Shipping containers may not sound like the most exotic, exciting subject on the planet.
If you've never seen a boutique created in a container, you might associate them mostly with dusty transport and perhaps a bit of rust. From pop-up stores to portables, why are shipping containers gathering steam as an alternative building option?
Made of hearty material, usually steel, shipping containers are strong structures designed to withstand the elements. They're also modular, making them stackable, and have dimensions primed for transport. Those features alone give them potential as a convenient, effective way to set up shop.
As such, some people are drawn to the container option as an affordable, fast way to gain a foothold in a particular location. For instance, Brooklyn-based Carlos-Ameen Jureidini-Cully told Entrepreneur in 2012 that creating a retail shop in a shipping container empowered him to control how his products were presented without paying extremely high rent.
Similarly, local business owners in Christchurch, New Zealand, decided to band together after the massive earthquakes crippled much of the city in 2011. Having lost their retail spaces, they collaborated to create the Re:Start Mall – a shopping centre comprising an assortment of boutiques in shipping containers. Some stores used a single container, whereas others built a larger structure out of several units.
But it's not just the practical elements that make shipping containers increasingly popular for businesses – they're also trendy and intriguing.
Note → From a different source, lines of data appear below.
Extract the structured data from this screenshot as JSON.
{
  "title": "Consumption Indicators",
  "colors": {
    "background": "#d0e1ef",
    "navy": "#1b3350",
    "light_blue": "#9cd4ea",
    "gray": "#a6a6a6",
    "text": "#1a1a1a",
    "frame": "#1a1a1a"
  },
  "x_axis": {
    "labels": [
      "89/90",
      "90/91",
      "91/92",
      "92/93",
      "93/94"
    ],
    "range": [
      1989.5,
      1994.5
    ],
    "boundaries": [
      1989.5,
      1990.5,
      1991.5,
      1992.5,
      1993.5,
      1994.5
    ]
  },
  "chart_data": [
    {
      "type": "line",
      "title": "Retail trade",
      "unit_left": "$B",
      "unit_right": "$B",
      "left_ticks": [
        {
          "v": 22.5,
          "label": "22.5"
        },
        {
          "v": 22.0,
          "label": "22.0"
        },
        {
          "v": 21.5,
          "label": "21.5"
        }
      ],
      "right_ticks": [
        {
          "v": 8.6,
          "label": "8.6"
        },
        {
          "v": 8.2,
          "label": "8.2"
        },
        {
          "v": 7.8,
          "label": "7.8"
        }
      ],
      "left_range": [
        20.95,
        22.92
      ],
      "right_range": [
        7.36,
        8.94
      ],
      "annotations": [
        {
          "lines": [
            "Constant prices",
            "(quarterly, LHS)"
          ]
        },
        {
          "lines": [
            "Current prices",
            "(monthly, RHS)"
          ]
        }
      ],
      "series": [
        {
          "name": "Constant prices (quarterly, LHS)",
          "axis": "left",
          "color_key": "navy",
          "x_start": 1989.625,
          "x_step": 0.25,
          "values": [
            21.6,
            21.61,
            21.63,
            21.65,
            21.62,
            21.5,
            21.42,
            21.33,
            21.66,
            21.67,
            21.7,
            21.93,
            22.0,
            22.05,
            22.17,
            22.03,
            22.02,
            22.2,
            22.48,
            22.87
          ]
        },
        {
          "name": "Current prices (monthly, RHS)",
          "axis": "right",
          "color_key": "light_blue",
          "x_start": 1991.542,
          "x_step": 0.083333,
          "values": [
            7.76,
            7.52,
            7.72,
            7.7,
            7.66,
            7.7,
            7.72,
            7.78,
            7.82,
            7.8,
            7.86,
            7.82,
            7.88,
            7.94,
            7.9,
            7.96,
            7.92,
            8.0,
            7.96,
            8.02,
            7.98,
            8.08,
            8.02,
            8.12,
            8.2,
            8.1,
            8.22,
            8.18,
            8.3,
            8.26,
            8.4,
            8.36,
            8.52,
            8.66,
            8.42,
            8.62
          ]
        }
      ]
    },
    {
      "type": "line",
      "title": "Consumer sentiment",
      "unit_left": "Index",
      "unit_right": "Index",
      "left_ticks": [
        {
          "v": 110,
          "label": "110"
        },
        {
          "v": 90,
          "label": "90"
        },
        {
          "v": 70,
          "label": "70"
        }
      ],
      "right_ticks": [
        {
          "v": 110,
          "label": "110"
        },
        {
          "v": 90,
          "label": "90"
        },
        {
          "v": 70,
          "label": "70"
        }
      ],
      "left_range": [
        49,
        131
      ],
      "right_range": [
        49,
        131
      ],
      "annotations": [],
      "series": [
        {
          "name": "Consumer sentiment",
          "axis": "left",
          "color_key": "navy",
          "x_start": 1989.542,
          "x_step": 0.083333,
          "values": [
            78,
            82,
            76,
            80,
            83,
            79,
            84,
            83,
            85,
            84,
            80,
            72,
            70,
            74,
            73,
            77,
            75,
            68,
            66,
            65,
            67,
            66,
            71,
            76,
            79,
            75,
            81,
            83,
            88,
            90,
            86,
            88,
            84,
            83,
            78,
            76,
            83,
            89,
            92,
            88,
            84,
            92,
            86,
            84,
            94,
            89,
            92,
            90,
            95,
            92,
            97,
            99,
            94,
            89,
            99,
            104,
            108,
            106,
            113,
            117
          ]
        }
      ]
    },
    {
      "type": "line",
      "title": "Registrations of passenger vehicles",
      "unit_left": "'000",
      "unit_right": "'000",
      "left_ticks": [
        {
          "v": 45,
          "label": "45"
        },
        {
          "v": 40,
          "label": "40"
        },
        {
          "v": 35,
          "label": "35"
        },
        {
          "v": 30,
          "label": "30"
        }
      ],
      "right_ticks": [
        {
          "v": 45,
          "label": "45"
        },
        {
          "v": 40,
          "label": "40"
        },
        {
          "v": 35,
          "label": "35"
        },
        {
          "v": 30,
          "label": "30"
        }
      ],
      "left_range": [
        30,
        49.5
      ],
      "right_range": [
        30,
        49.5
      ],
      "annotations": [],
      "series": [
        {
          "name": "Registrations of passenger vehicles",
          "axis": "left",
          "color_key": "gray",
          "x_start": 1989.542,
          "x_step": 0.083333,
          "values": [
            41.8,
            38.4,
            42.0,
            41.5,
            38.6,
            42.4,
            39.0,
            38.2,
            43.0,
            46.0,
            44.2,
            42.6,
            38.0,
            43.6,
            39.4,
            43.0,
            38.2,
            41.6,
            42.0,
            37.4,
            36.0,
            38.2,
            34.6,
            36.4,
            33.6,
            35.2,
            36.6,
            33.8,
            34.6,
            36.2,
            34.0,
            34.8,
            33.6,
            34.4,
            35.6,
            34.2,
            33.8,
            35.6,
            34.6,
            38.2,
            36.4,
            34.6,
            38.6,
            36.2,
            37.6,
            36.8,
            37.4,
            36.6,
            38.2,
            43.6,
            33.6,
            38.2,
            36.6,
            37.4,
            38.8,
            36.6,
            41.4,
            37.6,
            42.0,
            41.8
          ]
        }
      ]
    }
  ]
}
As the Re:Start Mall in Christchurch, Brooklyn's Dekalb Market and other shipping container centres demonstrate, designers can get creative with the options – and customers appreciate the artiness.
Perhaps it's the temporary look and feel that make them seem special to people, or the pure ingenuity that attracts visitors to a unique display. Either way, colours, positioning and other design elements contribute to a remarkable transformation that expresses the unique brand identity of the business.
While some companies establish semi-permanent locations in shipping container malls, others use the strategy to create a fascinating experience for consumers as they take to the road.
Proj-X, for example, created a mobile showroom out of a shipping container for Sunbeam, complete with the company's logo. Full timber decking, display benches, outdoor heating and audio visual elements all contributed to the impressive experience offered by the container – which also remained portable so Sunbeam could use it for roadshows at multiple iconic sites.
With such versatility and possibility, shipping container stores could be here to stay – as they seem to be in Christchurch. Not only is the Re:Start Mall an attractive place for the community to gather, it has also become an important part of the city's story. As businesses overcome challenges brought by the earthquake, these shipping container boutiques epitomise the city's innovative, tenacious will to thrive.